Recede From Senate Amendments

    Assemblyman Goldwater moved that the Assembly do not recede from its action on Senate Bill No. 477, that a conference be requested, and that Mr. Speaker appoint a first Conference Committee consisting of three members to meet with a like committee of the Senate.

    Remarks by Assemblyman Goldwater.

    Motion carried.


Appointment of Conference Committees

    Mr.
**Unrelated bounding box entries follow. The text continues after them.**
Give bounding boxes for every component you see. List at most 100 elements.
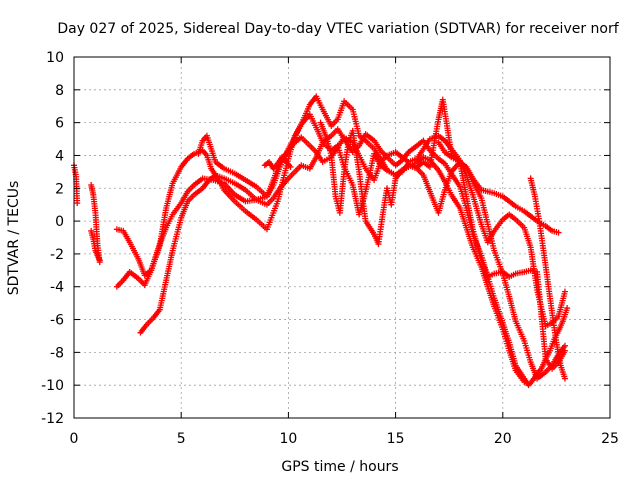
data-trace [514, 204, 526, 214]
data-trace [493, 191, 504, 199]
data-trace [233, 181, 247, 192]
data-trace [437, 133, 447, 143]
data-trace [479, 259, 490, 278]
data-trace [464, 226, 476, 249]
data-trace [544, 320, 553, 329]
data-trace [217, 180, 227, 191]
data-point [96, 257, 103, 264]
data-trace [544, 364, 554, 374]
data-trace [458, 160, 468, 169]
data-trace [471, 177, 483, 191]
data-trace [506, 349, 518, 372]
data-trace [470, 228, 484, 262]
data-trace [443, 139, 454, 151]
data-trace [522, 209, 533, 218]
data-trace [121, 270, 132, 282]
x-tick-label: 20 [494, 431, 512, 447]
data-trace [558, 364, 568, 380]
data-trace [507, 199, 518, 209]
data-trace [556, 320, 565, 333]
data-trace [492, 249, 505, 275]
data-trace [321, 155, 333, 164]
data-trace [550, 360, 560, 371]
data-trace [480, 187, 489, 195]
grid-layer [74, 57, 610, 418]
data-trace [278, 177, 290, 190]
data-trace [506, 295, 519, 322]
data-trace [534, 289, 549, 327]
data-trace [337, 171, 347, 214]
data-trace [478, 197, 491, 225]
data-trace [307, 113, 319, 129]
data-trace [204, 154, 214, 170]
data-trace [535, 370, 547, 381]
data-trace [342, 99, 355, 111]
y-tick-label: 10 [46, 50, 64, 66]
data-trace [364, 132, 376, 143]
data-trace [547, 338, 557, 352]
data-trace [299, 136, 312, 147]
data-trace [196, 139, 205, 155]
data-trace [186, 183, 196, 193]
data-trace [364, 139, 376, 151]
data-trace [148, 243, 163, 272]
data-point [561, 288, 568, 295]
data-trace [521, 340, 533, 363]
data-trace [255, 218, 269, 231]
y-tick-label: 0 [55, 214, 64, 230]
data-series [261, 154, 294, 172]
data-trace [300, 163, 311, 171]
data-trace [457, 207, 469, 229]
data-trace [513, 320, 527, 342]
data-trace [407, 143, 419, 154]
data-trace [449, 193, 462, 210]
data-series [71, 162, 81, 207]
data-trace [209, 167, 218, 177]
data-trace [222, 181, 237, 197]
data-trace [244, 178, 258, 189]
data-trace [501, 212, 511, 222]
data-trace [463, 195, 476, 230]
data-trace [335, 136, 346, 149]
data-trace [90, 194, 99, 214]
data-trace [450, 155, 461, 164]
data-trace [379, 149, 389, 159]
data-trace [308, 144, 318, 154]
data-trace [186, 193, 196, 203]
data-trace [363, 219, 376, 236]
data-trace [280, 155, 288, 164]
data-trace [436, 169, 447, 183]
data-trace [318, 121, 330, 140]
data-trace [127, 241, 141, 260]
data-trace [214, 160, 226, 171]
data-trace [233, 200, 247, 213]
data-trace [528, 177, 538, 198]
data-trace [204, 134, 214, 150]
data-trace [145, 316, 155, 326]
data-trace [429, 133, 440, 142]
data-trace [492, 305, 505, 331]
data-trace [549, 312, 560, 344]
data-point [564, 305, 571, 312]
data-trace [443, 150, 453, 159]
data-trace [486, 271, 496, 279]
data-trace [507, 212, 518, 222]
data-trace [385, 155, 397, 167]
data-trace [436, 141, 447, 154]
data-trace [287, 170, 297, 180]
data-series [527, 175, 568, 382]
data-trace [540, 250, 551, 283]
data-trace [164, 213, 175, 229]
data-trace [151, 308, 162, 320]
data-trace [115, 278, 125, 289]
y-axis-title: SDTVAR / TECUs [6, 181, 22, 296]
y-tick-label: -6 [50, 313, 64, 329]
data-point [561, 342, 568, 349]
y-tick-label: -2 [50, 247, 64, 263]
x-tick-label: 0 [70, 431, 79, 447]
data-trace [556, 344, 567, 356]
data-trace [329, 143, 340, 153]
data-series [88, 181, 103, 266]
data-trace [292, 123, 304, 139]
data-trace [493, 269, 504, 277]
Speaker appointed Assemblymen Anderson, Marvel and Freeman as a first Conference Committee to meet with a like committee of the Senate for the further consideration of Senate Bill No. 477.

Signing of Bills and Resolutions

    There being no objections, the Speaker and Chief Clerk signed Assembly Bills Nos. 39, 132, 154, 158, 182, 195, 198, 239, 306, 332, 400, 424, 458, 473, 486, 530, 533, 542, 569, 604, 621, 633; Assembly Concurrent Resolution No. 71.

GUESTS EXTENDED PRIVILEGE OF ASSEMBLY FLOOR

    On request of Assemblyman Price, the privilege of the floor of the Assembly Chamber for this day was extended to Judge Diane Steel.

    Assemblyman Perkins moved that the Assembly adjourn until Wednesday, May 26, 1999, at 11:00 a.m.

    Motion carried.

    Assembly adjourned at 5:12 p.m.

Approved:                  Joseph E. Dini, Jr.